Keeping an open mind when flying
Fact: Every experienced traveler will say that the travel days are the hardest ones of the trip.
If I want to continue exploring the world, then I have to make the best of long airport waits, delays and hussling between gates. The other night at Hartsfield Atlanta Airport my gate changed 3 times, and that meant different concourses via the train system, which fortunately is very efficient. Add into the equation that I was on the last leg of my journey home and that I was dead tired didn't make it any nicer. I kept the proper attitude and figured that I added an additional two miles at least into my daily walking routine and found a lovely restaurant for a meal with a glass of wine. That was a win-win in my books.
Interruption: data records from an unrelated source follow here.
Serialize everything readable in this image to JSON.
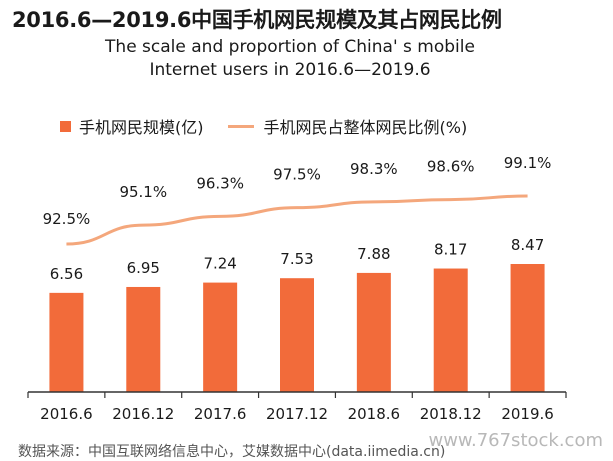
{
  "title": "2016.6—2019.6中国手机网民规模及其占网民比例",
  "subtitle_line1": "The scale and proportion of China' s mobile",
  "subtitle_line2": "Internet users  in 2016.6—2019.6",
  "legend": {
    "bar_label": "手机网民规模(亿)",
    "line_label": "手机网民占整体网民比例(%)"
  },
  "colors": {
    "bar": "#f26b3a",
    "line": "#f4a77c",
    "axis": "#333333"
  },
  "source": "数据来源：中国互联网络信息中心，艾媒数据中心(data.iimedia.cn)",
  "watermark": "www.767stock.com",
  "chart_data": {
    "type": "bar",
    "categories": [
      "2016.6",
      "2016.12",
      "2017.6",
      "2017.12",
      "2018.6",
      "2018.12",
      "2019.6"
    ],
    "series": [
      {
        "name": "手机网民规模(亿)",
        "type": "bar",
        "values": [
          6.56,
          6.95,
          7.24,
          7.53,
          7.88,
          8.17,
          8.47
        ],
        "labels": [
          "6.56",
          "6.95",
          "7.24",
          "7.53",
          "7.88",
          "8.17",
          "8.47"
        ]
      },
      {
        "name": "手机网民占整体网民比例(%)",
        "type": "line",
        "values": [
          92.5,
          95.1,
          96.3,
          97.5,
          98.3,
          98.6,
          99.1
        ],
        "labels": [
          "92.5%",
          "95.1%",
          "96.3%",
          "97.5%",
          "98.3%",
          "98.6%",
          "99.1%"
        ]
      }
    ],
    "legend_position": "top",
    "grid": false
  }
}
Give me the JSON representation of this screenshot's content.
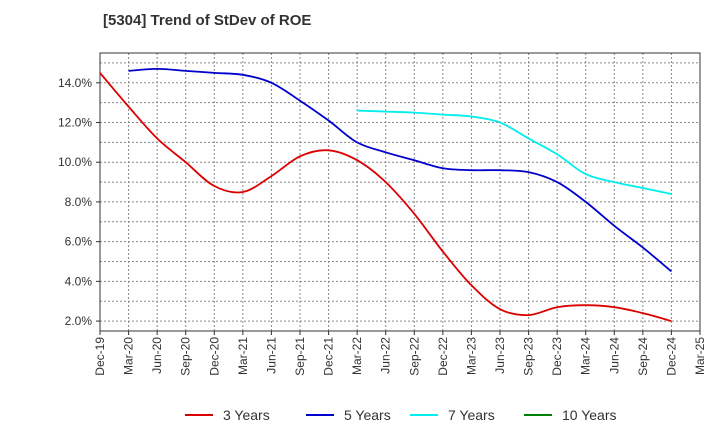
{
  "chart_data": {
    "type": "line",
    "title": "[5304]  Trend of StDev of ROE",
    "xlabel": "",
    "ylabel": "",
    "x": [
      "Dec-19",
      "Mar-20",
      "Jun-20",
      "Sep-20",
      "Dec-20",
      "Mar-21",
      "Jun-21",
      "Sep-21",
      "Dec-21",
      "Mar-22",
      "Jun-22",
      "Sep-22",
      "Dec-22",
      "Mar-23",
      "Jun-23",
      "Sep-23",
      "Dec-23",
      "Mar-24",
      "Jun-24",
      "Sep-24",
      "Dec-24",
      "Mar-25"
    ],
    "y_ticks": [
      "2.0%",
      "4.0%",
      "6.0%",
      "8.0%",
      "10.0%",
      "12.0%",
      "14.0%"
    ],
    "ylim": [
      1.5,
      15.5
    ],
    "grid": true,
    "legend_position": "bottom",
    "series": [
      {
        "name": "3 Years",
        "color": "#dd0000",
        "values": [
          14.5,
          12.8,
          11.2,
          10.0,
          8.8,
          8.5,
          9.3,
          10.3,
          10.6,
          10.1,
          9.0,
          7.4,
          5.5,
          3.8,
          2.6,
          2.3,
          2.7,
          2.8,
          2.7,
          2.4,
          2.0,
          null
        ]
      },
      {
        "name": "5 Years",
        "color": "#0000cc",
        "values": [
          null,
          14.6,
          14.7,
          14.6,
          14.5,
          14.4,
          14.0,
          13.1,
          12.1,
          11.0,
          10.5,
          10.1,
          9.7,
          9.6,
          9.6,
          9.5,
          9.0,
          8.0,
          6.8,
          5.7,
          4.5,
          null
        ]
      },
      {
        "name": "7 Years",
        "color": "#00eeee",
        "values": [
          null,
          null,
          null,
          null,
          null,
          null,
          null,
          null,
          null,
          12.6,
          12.55,
          12.5,
          12.4,
          12.3,
          12.0,
          11.2,
          10.4,
          9.4,
          9.0,
          8.7,
          8.4,
          null
        ]
      },
      {
        "name": "10 Years",
        "color": "#008000",
        "values": [
          null,
          null,
          null,
          null,
          null,
          null,
          null,
          null,
          null,
          null,
          null,
          null,
          null,
          null,
          null,
          null,
          null,
          null,
          null,
          null,
          null,
          null
        ]
      }
    ]
  }
}
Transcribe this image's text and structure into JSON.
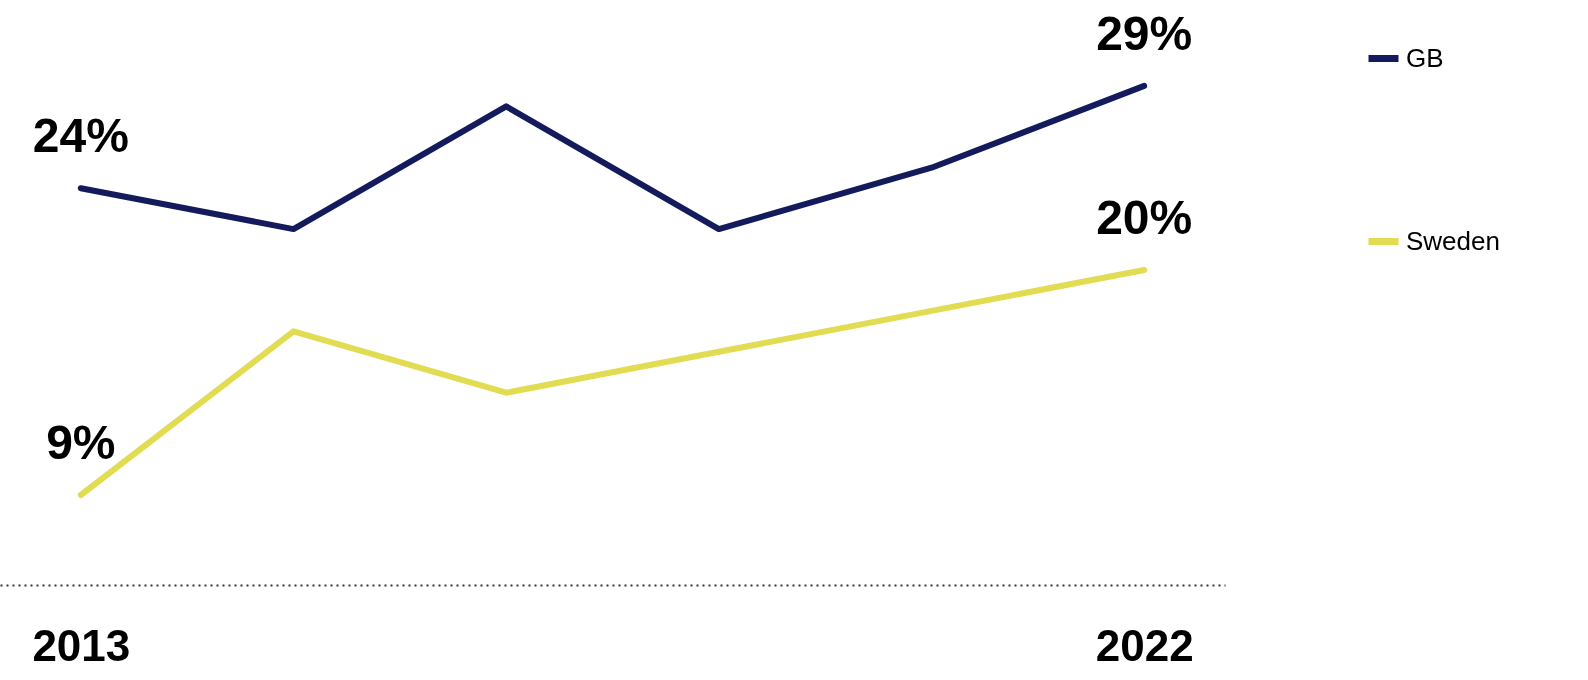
{
  "chart_data": {
    "type": "line",
    "categories": [
      "2013",
      null,
      null,
      null,
      null,
      "2022"
    ],
    "series": [
      {
        "name": "GB",
        "color": "#141b5c",
        "values": [
          24,
          22,
          28,
          22,
          25,
          29
        ],
        "value_labels": [
          "24%",
          null,
          null,
          null,
          null,
          "29%"
        ]
      },
      {
        "name": "Sweden",
        "color": "#e2dc52",
        "values": [
          9,
          17,
          14,
          16,
          18,
          20
        ],
        "value_labels": [
          "9%",
          null,
          null,
          null,
          null,
          "20%"
        ]
      }
    ],
    "legend": "right",
    "grid": false,
    "marker": "none",
    "line_style": "solid"
  }
}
The tug and pull of getting all the carryons into the overhead bins is another more recent phenomena in flying as folks try to manage luggage without paying the fees. People are forever asking me to give up my space - my carryon is compact on purpose - and put it under my seat so that their bulky one can have room. On long flights I am not so agreeable as my legroom will be limited and I feel that is an imposition. People tend to get pushy and agressive while traveling, and I find that I have to "stick to my guns" so to speak in return.
It's best to put on my headset immediately upon settling into my seat and cancelling out unwanted conversations and commotion. Boy, do I sound like a curmudgeon. Not so. I do it to get into flight mode, plan my sleep time and play relaxing music for a pleasant atmosphere before takeoff. See. There is a method to my drill.
On travel days I make sure to wear comfortable clothing for sitting on a plane -forget the tight stylish pants that I can barely snap - and slip on shoes primarily for TSA checks. A neck scarf to ward off extremes of cabin temperatures is handy. I'm still working on finding the best pillow. I saw one - it wraps around the neck like a small towel - used by a fellow traveler that looks that it might be the solution. My purse becomes my arsenal with all the essentials including my phone with airline apps - I check them for workability and know my passwords before I leave on a trip - for keeping updated on gate changes and information on my luggage transfers.
Finally, I remind myself that I should read all the signage in an airport first - I study airport layouts before I leave home -and secondly, ask questions if in doubt. It works every time.
And my last piece of advice: Don't let the mere thought of what I have said get the best of you.